Back to a cold evening in January 2014, I remember myself on the couch staring at my screen after having finished to read blog posts about ETF investing and wondering: “All this is very interesting but how much fees will I pay and how much returns will I get in the end?!?”.
I was left alone with my blank Swissquote account and the least we can say is that this bank isn’t guiding you at all regarding what will happen next, once you have bought your first equities…
So I decided to jump anyway, as I knew that investing was the way to go. In the worst case, I could still use any bad experience with some hidden huge fees as a learning and share it with you guys/gals!
Costs of investing at Swissquote during one year
There are mainly two kind of costs to be covered when you start to play on the stock market:
1/ Safe custody fees
You have to pay this for the bank to host your equities and bonds. There are certain banks which offer them but that’s not our topic today.
At Swissquote, you pay 0.025% of the value of your portfolio per quarter (and a minimum of CHF 15 excl. VAT).
Let’s say you have CHF 100'000 invested, then you have to pay yearly custody fees of: 4 x CHF 100'000 x 0.025% x 1.08 (VAT) = CHF 108/year.
In my own case with a portfolio still below CHF 60'000, I anyway pay yearly 4 x CHF 15 x 1.08 (VAT) = CHF 64.8/year.
These fees are the one you can’t reduce - except by changing of bank/broker.
2/ Buy transaction fees
Everytime you buy one kind of ETF (for instance iShares SMI (CH) A) , you have to pay:
- CHF 9.85 of transaction fees to Swissquote.
This is no matter the quantity of “iShares SMI (CSSMI)” you buy, be it 1 or 30
- 0.075 per cent of the transaction total corresponding to the Swiss stamp tax.
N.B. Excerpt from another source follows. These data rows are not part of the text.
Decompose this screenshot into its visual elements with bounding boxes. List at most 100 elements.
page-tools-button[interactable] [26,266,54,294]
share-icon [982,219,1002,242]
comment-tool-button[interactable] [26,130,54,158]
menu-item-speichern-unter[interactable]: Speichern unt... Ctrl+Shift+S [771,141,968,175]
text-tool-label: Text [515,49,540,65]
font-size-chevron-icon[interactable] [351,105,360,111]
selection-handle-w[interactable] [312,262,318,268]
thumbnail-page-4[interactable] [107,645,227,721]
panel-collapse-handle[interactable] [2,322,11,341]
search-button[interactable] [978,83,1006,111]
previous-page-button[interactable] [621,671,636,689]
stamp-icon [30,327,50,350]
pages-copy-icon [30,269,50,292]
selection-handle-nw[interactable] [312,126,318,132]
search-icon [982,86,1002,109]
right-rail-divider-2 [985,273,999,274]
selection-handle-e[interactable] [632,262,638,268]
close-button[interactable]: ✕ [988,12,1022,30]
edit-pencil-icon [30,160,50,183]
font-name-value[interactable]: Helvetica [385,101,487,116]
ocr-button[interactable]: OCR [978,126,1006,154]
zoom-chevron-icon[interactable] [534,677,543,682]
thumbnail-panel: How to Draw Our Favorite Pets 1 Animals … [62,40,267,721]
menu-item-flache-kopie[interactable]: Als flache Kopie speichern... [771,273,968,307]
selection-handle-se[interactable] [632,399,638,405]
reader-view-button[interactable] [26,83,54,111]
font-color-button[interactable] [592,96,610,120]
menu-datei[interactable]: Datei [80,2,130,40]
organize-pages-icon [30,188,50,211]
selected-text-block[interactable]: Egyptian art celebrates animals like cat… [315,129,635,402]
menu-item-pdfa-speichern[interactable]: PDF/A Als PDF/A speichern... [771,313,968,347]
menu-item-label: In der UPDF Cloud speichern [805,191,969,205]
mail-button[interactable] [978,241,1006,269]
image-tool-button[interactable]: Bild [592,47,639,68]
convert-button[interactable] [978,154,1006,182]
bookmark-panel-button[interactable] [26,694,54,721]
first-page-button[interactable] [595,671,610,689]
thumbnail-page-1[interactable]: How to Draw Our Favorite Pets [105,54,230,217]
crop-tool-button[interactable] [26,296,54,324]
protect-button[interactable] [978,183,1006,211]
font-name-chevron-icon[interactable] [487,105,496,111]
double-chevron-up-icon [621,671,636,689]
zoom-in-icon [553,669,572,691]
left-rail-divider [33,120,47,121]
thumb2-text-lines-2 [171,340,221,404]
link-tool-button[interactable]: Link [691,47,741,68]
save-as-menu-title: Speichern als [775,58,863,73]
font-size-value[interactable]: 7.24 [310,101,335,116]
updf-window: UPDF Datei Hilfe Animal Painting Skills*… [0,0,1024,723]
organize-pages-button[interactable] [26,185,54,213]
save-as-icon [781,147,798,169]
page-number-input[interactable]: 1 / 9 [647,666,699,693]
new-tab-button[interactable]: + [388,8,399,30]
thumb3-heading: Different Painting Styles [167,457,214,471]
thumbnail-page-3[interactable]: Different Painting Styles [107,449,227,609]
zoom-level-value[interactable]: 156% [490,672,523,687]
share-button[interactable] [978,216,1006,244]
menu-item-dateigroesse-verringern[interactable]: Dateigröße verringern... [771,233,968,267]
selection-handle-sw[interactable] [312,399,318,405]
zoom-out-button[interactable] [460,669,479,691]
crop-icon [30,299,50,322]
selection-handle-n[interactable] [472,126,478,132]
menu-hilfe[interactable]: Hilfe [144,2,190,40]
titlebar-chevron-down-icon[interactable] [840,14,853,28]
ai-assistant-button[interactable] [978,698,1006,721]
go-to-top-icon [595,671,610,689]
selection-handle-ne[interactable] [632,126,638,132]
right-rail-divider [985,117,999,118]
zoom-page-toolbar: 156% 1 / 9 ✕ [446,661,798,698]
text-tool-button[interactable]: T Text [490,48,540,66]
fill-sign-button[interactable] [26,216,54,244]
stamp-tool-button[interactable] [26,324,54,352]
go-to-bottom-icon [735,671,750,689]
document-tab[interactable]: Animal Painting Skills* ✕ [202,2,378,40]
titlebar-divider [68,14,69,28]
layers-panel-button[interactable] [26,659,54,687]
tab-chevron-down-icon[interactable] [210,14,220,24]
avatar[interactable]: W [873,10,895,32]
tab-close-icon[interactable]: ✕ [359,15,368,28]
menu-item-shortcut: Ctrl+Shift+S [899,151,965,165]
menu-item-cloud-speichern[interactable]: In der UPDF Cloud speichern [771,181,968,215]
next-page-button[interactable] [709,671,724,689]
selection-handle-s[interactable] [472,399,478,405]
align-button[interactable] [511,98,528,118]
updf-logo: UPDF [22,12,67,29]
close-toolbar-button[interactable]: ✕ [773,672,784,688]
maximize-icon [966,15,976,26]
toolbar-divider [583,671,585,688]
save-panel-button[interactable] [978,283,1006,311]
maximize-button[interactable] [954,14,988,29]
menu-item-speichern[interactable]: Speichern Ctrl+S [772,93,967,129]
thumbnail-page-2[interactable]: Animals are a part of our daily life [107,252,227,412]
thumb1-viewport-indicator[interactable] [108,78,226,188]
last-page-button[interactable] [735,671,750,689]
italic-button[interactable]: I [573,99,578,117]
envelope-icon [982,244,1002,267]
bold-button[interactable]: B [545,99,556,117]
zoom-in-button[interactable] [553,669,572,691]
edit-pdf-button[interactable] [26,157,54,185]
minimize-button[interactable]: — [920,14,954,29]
Let’s say you bought 6 “iShares SMI (CH) A” for a total value of CHF 526.40, then your Swiss tamp tax will be: 526.40 x 0.075 / 100 = CHF 0.40
- Finally, there is a market fee of CHF 2.00 per transaction (for our iShares SMI example, this is a “SIX Swiss Exchange” fee).
- In total, for our 6 “iShares SMI (CH) A” ETF transaction, we had to pay CHF 12.25 of fees (= CHF 9.85 + CHF 0.40 + CHF 2.00)
In order to keep the fees as low as possible, the best is to choose only 4 ETFs and to buy big quantity of each every quarter. Like this you minimize the fees while still having a yearly balanced portfolio.
With this strategy, you should average something around CHF 120/ year of fees at Swissquote.
Returns after one year of investing
With my mid-term goal in mind, my portfolio allocation wasn’t the best to hope that many returns in 2014.
This year seems to be better for Q1-Q2 2015. But that’s another story.
When you start to invest on the market, there are two kind of returns you can expect:
1/ Capital gains
This gain one can make is due to the increase in value of a company. Let’s say you buy for CHF 100 worth of Apple stocks and that you want to sell them two years later at CHF 145. Then you would make CHF 45 of what we call capital gains.
In 2014, our household was glad to see these returns going up to about CHF 600 for our CHF 15'000 invested. Which means about 4% of returns - way way better than any Swiss bank.
Unfortunately, Swissquote’s user interface is the worst one can think of as I couldn’t find any way to see my historical capital gains performance values… that’s why I give you only approximate values that I remember of.
On the other hand, the second source of income you can expect from your investments is the money the companies you invest in are ready to give you back as a sort of interests. This is completely up to them to give you how much they want. And when they want.
There are people who base their investing strategy entirely on these companies who pay more interests than the others. If you want to read more about this topic, you can check the famous Dividend Mantra’s blog.
For 2014, our ETF’s dividends reached a total of CHF 22.22.
I hear you saying that this isn’t that much money earned! But it is normal as these are for 2014 only, and some companies are paying dividends only once a year after Q1 for instance, or twice a year.
I will report you how was 2015 by the end of the year but be sure that it will be a lot more cash (at the moment we talk about four times more).
Key learnings from these 2014 numbers
When you invest, you must be patient. You definitely won’t make millions in one year. You are there for the long run so be ready for it!
Also, take your time to analyze what online trading tool fits your strategy the best.
In my case, Swissquote works just fine looking at how I invest four times a year - OK, except its shitty user interface but that’s fine as you deal with it only 1h per year!!!
Finally, and you’ll have to start to invest to trust me, but the feeling of getting automatic money in while you blog from your couch is a pure inner joy!!!
Please share with us your fees and returns’ own experience in the comments section below! I’m looking to learn from your failures and successes too!